7. Quantify transcripts¶
We can now run our chosen transcriptome quantification tools on each set of simulated RNA-seq data. As in the case when simulating reads, the number of tool instances that can be run simultaneously will depend on the memory and processing capabilities of the hardware on which piquant is run.
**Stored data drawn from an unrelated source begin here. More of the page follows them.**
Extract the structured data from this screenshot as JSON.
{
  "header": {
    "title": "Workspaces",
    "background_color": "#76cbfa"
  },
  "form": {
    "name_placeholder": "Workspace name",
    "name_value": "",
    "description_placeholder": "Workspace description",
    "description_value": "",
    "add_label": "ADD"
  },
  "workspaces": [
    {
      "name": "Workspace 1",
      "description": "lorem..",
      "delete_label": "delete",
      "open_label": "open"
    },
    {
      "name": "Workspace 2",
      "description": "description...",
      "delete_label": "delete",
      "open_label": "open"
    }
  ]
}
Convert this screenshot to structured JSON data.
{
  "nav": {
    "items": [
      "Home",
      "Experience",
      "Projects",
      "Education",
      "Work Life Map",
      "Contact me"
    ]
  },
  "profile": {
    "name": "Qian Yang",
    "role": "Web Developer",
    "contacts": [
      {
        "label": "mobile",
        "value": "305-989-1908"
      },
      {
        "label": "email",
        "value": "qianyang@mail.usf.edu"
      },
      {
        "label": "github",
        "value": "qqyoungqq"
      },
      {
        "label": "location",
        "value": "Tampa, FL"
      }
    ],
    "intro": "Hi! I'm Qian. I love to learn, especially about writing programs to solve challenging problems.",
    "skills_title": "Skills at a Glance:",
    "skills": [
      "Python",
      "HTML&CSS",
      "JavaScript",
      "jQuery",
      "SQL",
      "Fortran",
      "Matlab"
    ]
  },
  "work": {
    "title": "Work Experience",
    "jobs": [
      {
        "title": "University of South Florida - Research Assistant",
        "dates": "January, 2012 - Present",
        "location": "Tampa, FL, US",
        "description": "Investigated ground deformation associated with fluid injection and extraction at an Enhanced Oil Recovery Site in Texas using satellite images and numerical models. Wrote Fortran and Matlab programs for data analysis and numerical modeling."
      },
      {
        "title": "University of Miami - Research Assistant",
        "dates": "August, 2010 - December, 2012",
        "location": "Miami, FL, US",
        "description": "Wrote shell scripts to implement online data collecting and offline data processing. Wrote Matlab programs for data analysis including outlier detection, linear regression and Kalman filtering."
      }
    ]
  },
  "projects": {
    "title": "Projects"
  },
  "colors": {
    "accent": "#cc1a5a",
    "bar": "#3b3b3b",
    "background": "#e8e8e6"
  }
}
We’ll assume that we only have enough resource available to run four quantification tool instances at a time; hence we’ll execute the following four commands to run eXpress and Sailfish on our single-end and paired-end RNA-seq data sets, allowing all processes to terminate in each case before initiating the next batch of quantifications:
piquant quantify --options-file=piquant_options.txt --quant-method=Express --paired-end=False piquant quantify --options-file=piquant_options.txt --quant-method=Express --paired-end=True piquant quantify --options-file=piquant_options.txt --quant-method=Sailfish --paired-end=False piquant quantify --options-file=piquant_options.txt --quant-method=Sailfish --paired-end=True
8. Check quantification¶
The piquant command
check_quant can be used to confirm that quantification completed successfully:
piquant check_quant --options-file=piquant_options.txt
A message is output to standard error for each quantification run which failed to successfully complete; success in all cases is indicated by no output from the
9. Analyse quantification runs¶
Finally, statistics and graphs describing the accuracy of transcript quantification can be produced via the piquant command
piquant analyse_runs --options-file=piquant_options.txt
In this case statistics and graphs are written into the default analysis output directory
output/analysis (which is also created, if it does not exist).